European congress will vote on allowing people to change their names and genders legitimately.

On Friday, European politicians are expected to cast a vote on a government initiative to make it easier for transgender, intersex, and genderfluid people to change their names and gender in official documents.

The “self-determination law,” one of several social reforms that Chancellor Olaf Scholz’s liberal-leaning coalition government pledged when it took office in late 2021, would go into effect on November 1.

It may make it simple for people to change their legal gender and first name without going through with the registration. Three months prior to making the change, they would need to contact the business.

According to the current “transsexual law,” which dates back four decades, people who want to change gender on recognized documents must first get evaluations from two professionals who are “sufficiently knowledgeable about the particular issues of transsexualism,” and then a court decision.

Germany’s top prosecutor has overturned additional rules that required transgender people to get divorced, sterilized, and have gender transformation surgery since that law was written.

The new policy focuses on citizens’ legitimate identities. It does not require any adjustments to Germany’s rules for gender transition surgery.

Teenagers can ask a family judge to overturn the new rules, which allow minors 14 years of age to change their name and legal identity with parental consent.

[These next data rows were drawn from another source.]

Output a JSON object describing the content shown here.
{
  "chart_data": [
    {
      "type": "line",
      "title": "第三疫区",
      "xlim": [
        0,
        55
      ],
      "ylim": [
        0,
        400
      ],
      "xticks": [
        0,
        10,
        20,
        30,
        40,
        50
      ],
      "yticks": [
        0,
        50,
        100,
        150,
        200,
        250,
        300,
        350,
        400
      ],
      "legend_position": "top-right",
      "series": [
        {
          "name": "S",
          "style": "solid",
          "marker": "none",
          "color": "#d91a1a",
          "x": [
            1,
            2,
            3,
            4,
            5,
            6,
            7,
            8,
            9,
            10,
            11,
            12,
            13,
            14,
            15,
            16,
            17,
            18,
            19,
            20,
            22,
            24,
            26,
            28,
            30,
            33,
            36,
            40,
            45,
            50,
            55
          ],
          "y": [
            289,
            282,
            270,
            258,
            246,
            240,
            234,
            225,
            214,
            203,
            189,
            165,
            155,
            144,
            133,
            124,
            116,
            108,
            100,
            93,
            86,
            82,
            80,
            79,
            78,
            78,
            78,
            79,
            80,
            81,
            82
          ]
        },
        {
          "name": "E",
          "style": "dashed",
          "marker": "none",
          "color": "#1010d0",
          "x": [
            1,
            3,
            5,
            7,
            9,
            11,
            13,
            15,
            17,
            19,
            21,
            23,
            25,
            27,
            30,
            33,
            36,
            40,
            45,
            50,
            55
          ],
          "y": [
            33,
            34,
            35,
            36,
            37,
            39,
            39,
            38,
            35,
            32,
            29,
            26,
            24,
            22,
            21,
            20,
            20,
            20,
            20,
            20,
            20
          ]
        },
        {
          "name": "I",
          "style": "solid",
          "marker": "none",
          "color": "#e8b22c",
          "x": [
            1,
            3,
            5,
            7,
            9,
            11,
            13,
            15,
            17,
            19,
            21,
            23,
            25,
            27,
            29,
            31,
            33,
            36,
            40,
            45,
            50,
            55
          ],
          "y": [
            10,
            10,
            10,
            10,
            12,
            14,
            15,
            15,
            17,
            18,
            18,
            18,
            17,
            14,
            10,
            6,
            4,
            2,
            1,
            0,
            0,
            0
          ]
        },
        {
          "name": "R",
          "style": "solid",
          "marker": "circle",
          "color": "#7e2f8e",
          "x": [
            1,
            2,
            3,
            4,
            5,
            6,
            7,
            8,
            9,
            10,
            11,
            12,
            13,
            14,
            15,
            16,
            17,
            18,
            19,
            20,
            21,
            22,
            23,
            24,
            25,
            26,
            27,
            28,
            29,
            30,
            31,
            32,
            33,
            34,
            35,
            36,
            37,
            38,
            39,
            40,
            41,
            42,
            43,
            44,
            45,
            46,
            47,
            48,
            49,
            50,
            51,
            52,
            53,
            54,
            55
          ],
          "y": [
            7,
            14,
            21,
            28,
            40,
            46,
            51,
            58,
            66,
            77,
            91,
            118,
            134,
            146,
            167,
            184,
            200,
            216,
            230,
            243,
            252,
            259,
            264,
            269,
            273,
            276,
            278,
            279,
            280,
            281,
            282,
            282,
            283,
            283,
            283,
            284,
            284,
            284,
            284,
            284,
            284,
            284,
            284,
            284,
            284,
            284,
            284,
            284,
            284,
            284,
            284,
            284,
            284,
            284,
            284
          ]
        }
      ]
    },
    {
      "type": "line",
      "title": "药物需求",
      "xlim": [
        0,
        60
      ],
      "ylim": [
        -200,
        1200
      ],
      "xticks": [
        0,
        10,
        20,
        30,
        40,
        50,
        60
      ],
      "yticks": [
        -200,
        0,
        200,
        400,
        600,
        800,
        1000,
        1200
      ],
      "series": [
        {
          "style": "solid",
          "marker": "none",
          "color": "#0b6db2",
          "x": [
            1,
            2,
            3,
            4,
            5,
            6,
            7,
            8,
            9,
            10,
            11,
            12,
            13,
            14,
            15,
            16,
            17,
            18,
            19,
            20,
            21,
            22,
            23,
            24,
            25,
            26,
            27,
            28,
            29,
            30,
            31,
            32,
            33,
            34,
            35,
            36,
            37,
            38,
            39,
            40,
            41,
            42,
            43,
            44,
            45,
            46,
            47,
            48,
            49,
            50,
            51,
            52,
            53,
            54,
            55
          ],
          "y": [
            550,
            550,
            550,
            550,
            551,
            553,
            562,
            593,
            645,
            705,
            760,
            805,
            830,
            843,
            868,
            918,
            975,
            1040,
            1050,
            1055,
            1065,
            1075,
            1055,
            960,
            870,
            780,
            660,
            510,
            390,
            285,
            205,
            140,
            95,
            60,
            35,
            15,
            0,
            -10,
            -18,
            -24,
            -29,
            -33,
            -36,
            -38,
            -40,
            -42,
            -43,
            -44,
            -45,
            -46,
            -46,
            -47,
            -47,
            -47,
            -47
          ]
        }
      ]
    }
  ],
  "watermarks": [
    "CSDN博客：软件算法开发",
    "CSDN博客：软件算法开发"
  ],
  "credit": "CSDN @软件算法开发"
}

Parents or guardians would have to file uses for the registry office on their behalf if their kids were younger than 14 years old.

No more changes may be permitted for a month after a proper change of name and gender becomes effective. For example, the new legislation allows owners of venues and changing areas to continue to choose who has access.

Nyke Slawik, one of two transgender women who were elected as lawmakers in 2021, said ahead of the vote in parliament’s lower house, or Bundestag, that the new rules would have saved her over a year of dealing with courts, seeking expert assessments and spending nearly 2,000 euros ($2,150).

“We suddenly want to make it easier,” Slawik, a senator with the Greens, one of the governing parties, told ARD television. “Many various nations have done this, and Germany is merely following suit by significantly simplifying this enrollment.”

Earlier in 2023, Spain’s parliament approved legislation allowing people over the age of 16 to change their legally recognized sex without any health guidance, among other things.

In the United Kingdom, a bill passed by the Scottish parliament in 2022 may change the gender title on identification documents by self-declaration. That was vetoed by the UK authorities, a decision that Scotland’s highest civil judge upheld in December.

In other politically liberal measures, Scholz’s government has legalized the possession of limited amounts of cannabis, eased the regulations on gaining German citizenship, ended limits on holding two citizenships, and ended a ban on doctors “advertising” abortion services. Same-sex unions were also permitted in 2017.